L Zhao; Y Zhao; B Schwarz; J Mysliwietz; P Camaj; Q Bao; JW Jauch; PJ Nelson; M Guba; JW Ellwart; CJ Bruns; AG Bruns

doi:10.1055/s-0032-1324233

Zeitschrift für Gastroenterologie, Inhaltsverzeichnis

Verapamil enhances the antiproliferative effect of chemotherapeutic reagents and inhibits tumor growth of chemoresistant side population in pancreatic cancer

L Zhao ¹, Y Zhao ¹, B Schwarz ¹, J Mysliwietz ², P Camaj ¹, Q Bao ¹, JW Jauch ¹, PJ Nelson ³, M Guba ¹, JW Ellwart ², CJ Bruns ¹, AG Bruns ¹

¹LMU München – Klinikum Großhadern, Munich, Germany
²Helmholtz Center for Environment and Health, Munich, Germany
³LMU München – Klinikum Innerstadt, Munich, Germany

Abstract

Introduction: Verapamil is an L-type calcium channel blocker and has been used in the treatment of hypertension, angina pectoris, cardiac arrhythmia, and most recently, cluster headaches. Increasing evidence shows that Verapamil is able to enhance the cytotoxic effect of certain chemotherapies and reverse multidrug resistance by competitively inhibiting drug transport through P-glycoprotein. The side population (SP) is a small subtype of tumor cells with stem-like properties which could substantially be blocked by verapamil. In this study, we focus on the therapeutic potential of verapamil on stem-like SP cells and its positive effect as a chemotherapy promoter in pancreatic cancer.

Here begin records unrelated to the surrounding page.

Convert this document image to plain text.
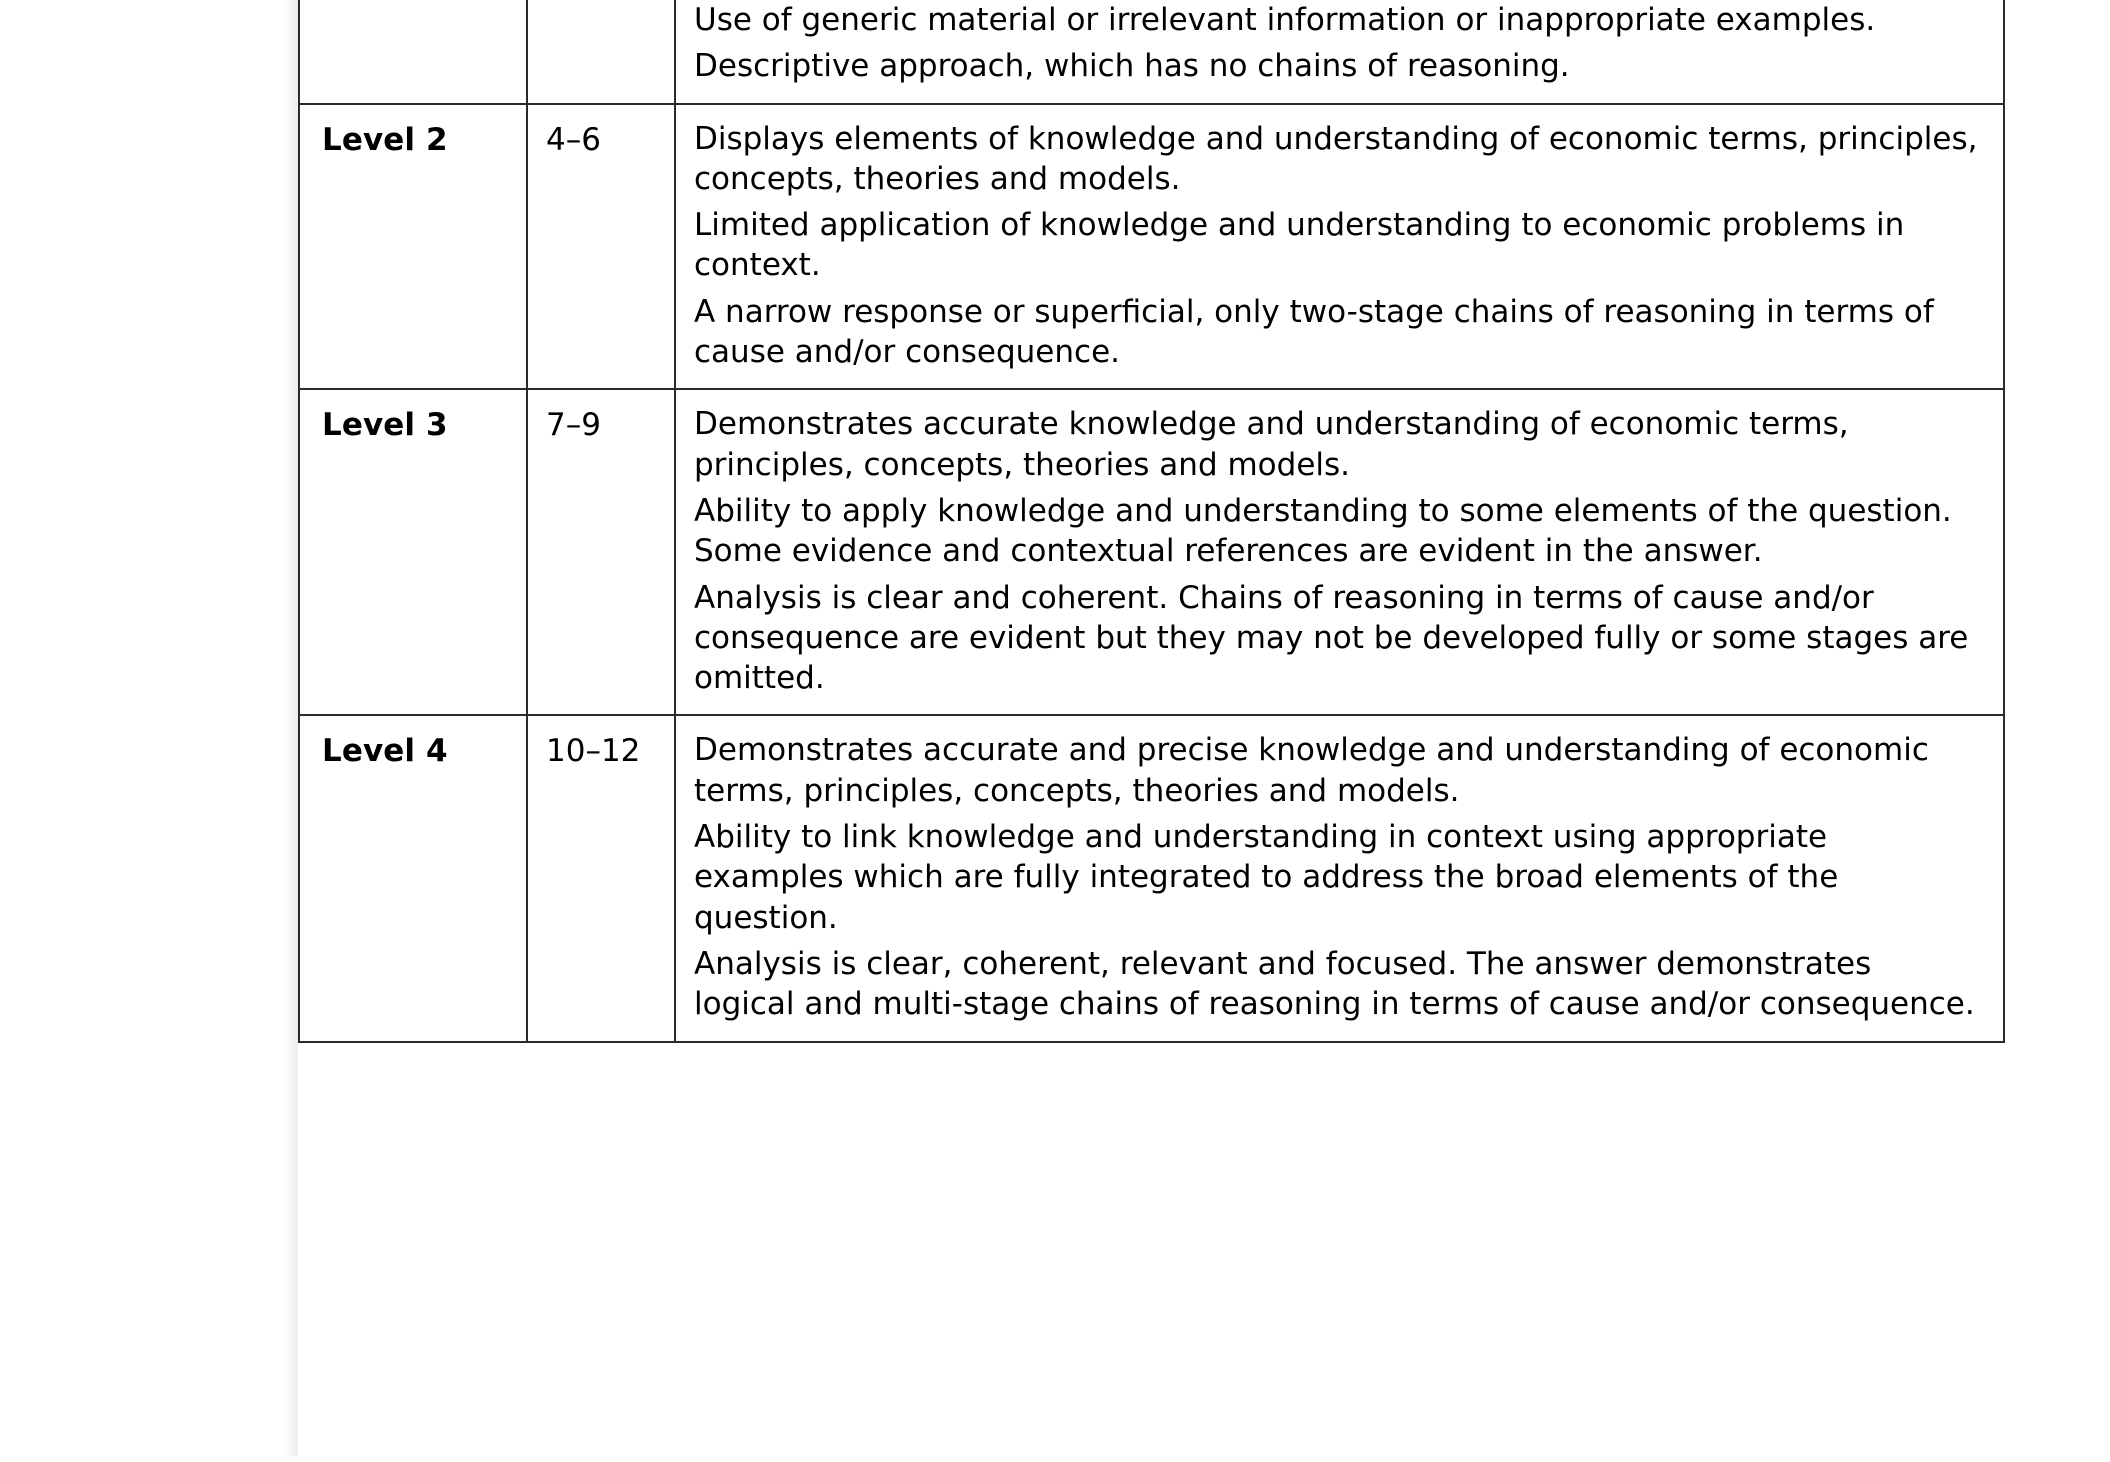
		Use of generic material or irrelevant information or inappropriate examples.

Descriptive approach, which has no chains of reasoning.

Level 2	4–6	Displays elements of knowledge and understanding of economic terms, principles, concepts, theories and models.

Limited application of knowledge and understanding to economic problems in context.

A narrow response or superficial, only two-stage chains of reasoning in terms of cause and/or consequence.

Level 3	7–9	Demonstrates accurate knowledge and understanding of economic terms, principles, concepts, theories and models.

Ability to apply knowledge and understanding to some elements of the question. Some evidence and contextual references are evident in the answer.

Analysis is clear and coherent. Chains of reasoning in terms of cause and/or consequence are evident but they may not be developed fully or some stages are omitted.

Level 4	10–12	Demonstrates accurate and precise knowledge and understanding of economic terms, principles, concepts, theories and models.

Ability to link knowledge and understanding in context using appropriate examples which are fully integrated to address the broad elements of the question.

Analysis is clear, coherent, relevant and focused. The answer demonstrates logical and multi-stage chains of reasoning in terms of cause and/or consequence.
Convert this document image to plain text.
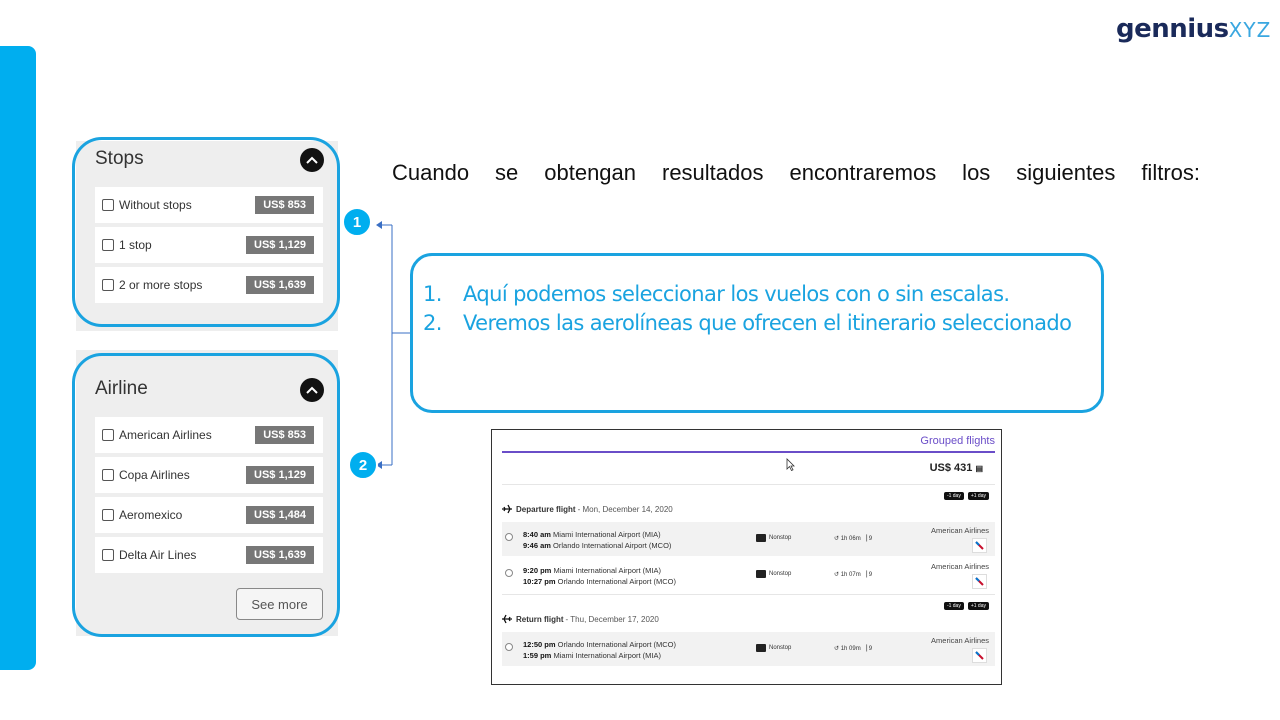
genniusXYZ
Stops
Without stops	US$ 853
1 stop	US$ 1,129
2 or more stops	US$ 1,639
Airline
American Airlines	US$ 853
Copa Airlines	US$ 1,129
Aeromexico	US$ 1,484
Delta Air Lines	US$ 1,639
See more
1
2
Cuando se obtengan resultados encontraremos los siguientes filtros:
1.	Aquí podemos seleccionar los vuelos con o sin escalas.
2.	Veremos las aerolíneas que ofrecen el itinerario seleccionado
Grouped flights
US$ 431 ▤
-1 day	+1 day
Departure flight - Mon, December 14, 2020
8:40 am Miami International Airport (MIA)
9:46 am Orlando International Airport (MCO)
Nonstop	↺ 1h 06m ▕ 9
American Airlines
9:20 pm Miami International Airport (MIA)
10:27 pm Orlando International Airport (MCO)
Nonstop	↺ 1h 07m ▕ 9
American Airlines
-1 day	+1 day
Return flight - Thu, December 17, 2020
12:50 pm Orlando International Airport (MCO)
1:59 pm Miami International Airport (MIA)
Nonstop	↺ 1h 09m ▕ 9
American Airlines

Material and methods: From the highly metastatic pancreatic cancer cell line L3.6pl a gemcitabine resistant variant (L3.6pl_Gem) was developed and further validated by IC-50 determination. Hoechst33342 staining was used to detect the SP proportion in both sensitive and resistant L3.6pl cells_.Proliferation assays, clonogenic assays, migration assays and apoptosis assays were performed in the presence of verapamil alone and combined with gemcitabine treatment. SP cells sorted from L3.6pl_Gemwere implanted orthotopically in nude mice and treated with verapamil by daily i.p injections.

Results: After continuous treatment with gemcitabine, the IC50 of L3.6pl_Gemsignificantly increased from 6.11ng/ml±0.93 to 119.77ng/ml±5.12 (p<1E-9). In parallel, the percentage of SP cells rose from 0.9%±0.22 to 5.38%±0.99 (p<5E-17). Verapamil treatment inhibited cell proliferation in both sensitive and resistant cells and increased chemosensitivity to gemcitabine. After 4 weeks daily therapy with verapamil, the in vivo data indicated a significant inhibition of primary tumor growth initiated by chemoresistant SP cells as compared to control groups.

Conclusion: Overall, our findings demonstrate that verapamil could reverse the sensitivity of gemcitabine in resistant pancreatic cancer cells and might inhibit tumorigenesis by targeting side population providing evidence for a new clinical feature of this 'old' reagent.